I first introduced blogging at my school in 2009 and this turned around the way pupils experienced writing. A blog is a website where you simply ‘post’ information on a particular topic to the public, but its real power is harnessed in the ability to share opinion via ‘comments’. Although pupils can log into a class blog and post whatever they want whenever they want, nothing appears on the class blog without the teacher approving it. Even comments have to be approved.
After introducing blogging to my Year 6 class, children began to fall in love with writing; so much so, some boys wrote over 100,000 words on their class blog in one year. Results for writing at Level 5 shot up from 9% to 60% in just 2 months (National Key Stage 2 SATs Tests 2010) with each child out of a cohort of 30 making double the expected points progress.
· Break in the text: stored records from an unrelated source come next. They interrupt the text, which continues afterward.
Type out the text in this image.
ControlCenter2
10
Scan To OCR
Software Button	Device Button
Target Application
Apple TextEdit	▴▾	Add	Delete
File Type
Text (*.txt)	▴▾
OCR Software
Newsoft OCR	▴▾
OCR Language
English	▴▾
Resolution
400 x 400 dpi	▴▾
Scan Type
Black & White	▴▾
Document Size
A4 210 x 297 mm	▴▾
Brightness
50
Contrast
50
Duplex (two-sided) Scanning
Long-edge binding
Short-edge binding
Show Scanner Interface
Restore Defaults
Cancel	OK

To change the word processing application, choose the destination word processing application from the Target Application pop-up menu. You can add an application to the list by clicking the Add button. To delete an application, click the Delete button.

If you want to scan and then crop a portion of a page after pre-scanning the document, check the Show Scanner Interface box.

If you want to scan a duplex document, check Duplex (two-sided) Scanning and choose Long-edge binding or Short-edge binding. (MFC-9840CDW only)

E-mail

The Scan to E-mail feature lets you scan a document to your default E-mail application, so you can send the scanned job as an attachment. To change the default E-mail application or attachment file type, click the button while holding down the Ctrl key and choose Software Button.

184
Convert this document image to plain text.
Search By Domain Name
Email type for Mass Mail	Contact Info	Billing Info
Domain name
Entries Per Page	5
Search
My pupils were not only getting a global audience for their writing, they were also receiving high-quality constructive feedback from other pupils, teachers and interested parties worldwide. We saw visits from famous authors including Michael Morpurgo, Pie Corbett, the German Ambassador to the UK and many more highly important and influential people.
I once asked a pupil of mine, “Why, after all these months of me harping on at you to start using capital letters and full stops do you start to use them after a comment from New Zealand?” And he replied, “It’s because you aren’t real, Mr. Mitchell! You’re a teacher; you’re paid to help me. Mr. Smith isn’t; he’s given up his spare time to leave that comment!” That’s the power of a simple comment from a ‘real’ person!
Running a class blog isn’t too difficult and neither is it too time consuming, but a class blog needs the teacher to be enthusiastic and committed to bringing an audience to their pupils. After the initial investment of time showing your pupils what blogging is all about, a successful class blog can be managed with little over 45 minutes per week. Once you see the effect this has on your pupils, however, I’ll challenge you not to get even more excited than them! Whether you want to change their behaviour and attitudes or enhance their progress and attainment, starting a class blog could be the most important thing you ever do for them.